Hello thereddevils Originally Posted by
thereddevils In the diagram , AOB is a diameter of the circle with centre O . ACX , BDY and DEC are tangents to the circle at A , B and E respectively . Show that
(1) angle COD =90
(2) OC . OD = 1/2 AB . CD
Part (1) is like your previous question: Geometry (1). Here's the outline of the proof. I'll leave the details to you. Let $\displaystyle \angle ACO = x, \angle EDO = y$.
Then $\displaystyle \angle ECO = x$ and $\displaystyle \angle BDO = y$ (congruent $\displaystyle \triangle$'s)
Then look at the quadrilateral $\displaystyle ACDB$. Can you see why $\displaystyle 2x+2y = 180^o$? Hence $\displaystyle x+y=90^o$. Then look at $\displaystyle \triangle COD$, and you're there.

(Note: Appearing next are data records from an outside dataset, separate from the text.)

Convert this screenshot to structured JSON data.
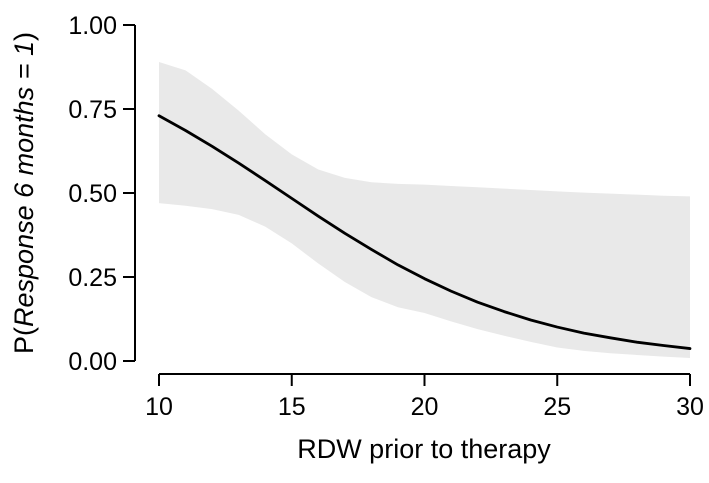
{
  "chart_data": {
    "type": "line",
    "xlabel": "RDW prior to therapy",
    "ylabel": "P(Response 6 months = 1)",
    "ylabel_parts": {
      "prefix": "P(",
      "italic": "Response 6 months = 1",
      "suffix": ")"
    },
    "xlim": [
      10,
      30
    ],
    "ylim": [
      0,
      1
    ],
    "grid": false,
    "legend_position": "none",
    "x_ticks": [
      {
        "value": 10,
        "label": "10"
      },
      {
        "value": 15,
        "label": "15"
      },
      {
        "value": 20,
        "label": "20"
      },
      {
        "value": 25,
        "label": "25"
      },
      {
        "value": 30,
        "label": "30"
      }
    ],
    "y_ticks": [
      {
        "value": 0.0,
        "label": "0.00"
      },
      {
        "value": 0.25,
        "label": "0.25"
      },
      {
        "value": 0.5,
        "label": "0.50"
      },
      {
        "value": 0.75,
        "label": "0.75"
      },
      {
        "value": 1.0,
        "label": "1.00"
      }
    ],
    "x": [
      10,
      11,
      12,
      13,
      14,
      15,
      16,
      17,
      18,
      19,
      20,
      21,
      22,
      23,
      24,
      25,
      26,
      27,
      28,
      29,
      30
    ],
    "series": [
      {
        "name": "predicted_probability",
        "role": "fit-line",
        "values": [
          0.73,
          0.686,
          0.639,
          0.589,
          0.537,
          0.484,
          0.431,
          0.38,
          0.332,
          0.286,
          0.245,
          0.208,
          0.175,
          0.147,
          0.122,
          0.101,
          0.083,
          0.069,
          0.056,
          0.046,
          0.037
        ]
      },
      {
        "name": "ci_upper",
        "role": "confidence-band-upper",
        "values": [
          0.89,
          0.865,
          0.81,
          0.745,
          0.675,
          0.615,
          0.57,
          0.545,
          0.532,
          0.527,
          0.525,
          0.521,
          0.517,
          0.513,
          0.509,
          0.505,
          0.501,
          0.498,
          0.495,
          0.492,
          0.49
        ]
      },
      {
        "name": "ci_lower",
        "role": "confidence-band-lower",
        "values": [
          0.47,
          0.462,
          0.452,
          0.435,
          0.4,
          0.35,
          0.29,
          0.235,
          0.19,
          0.16,
          0.143,
          0.118,
          0.095,
          0.075,
          0.057,
          0.04,
          0.03,
          0.023,
          0.018,
          0.013,
          0.009
        ]
      }
    ],
    "colors": {
      "line": "#000000",
      "band": "#e9e9e9",
      "axis": "#000000",
      "background": "#ffffff"
    }
  }
}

Part (2) Let $\displaystyle AC = CE = p,\,ED=BD = q,\, AO=EO=BO =r$.
Then look at the areas:
$\displaystyle OC\cdot OD = 2\triangle OCD$ $\displaystyle = 2(\triangle OCE + \triangle ODE)$
$\displaystyle =2(\tfrac12pr + \tfrac12qr)$
$\displaystyle =(p+q)r$
$\displaystyle = \tfrac12CD\cdot AB$
Grandad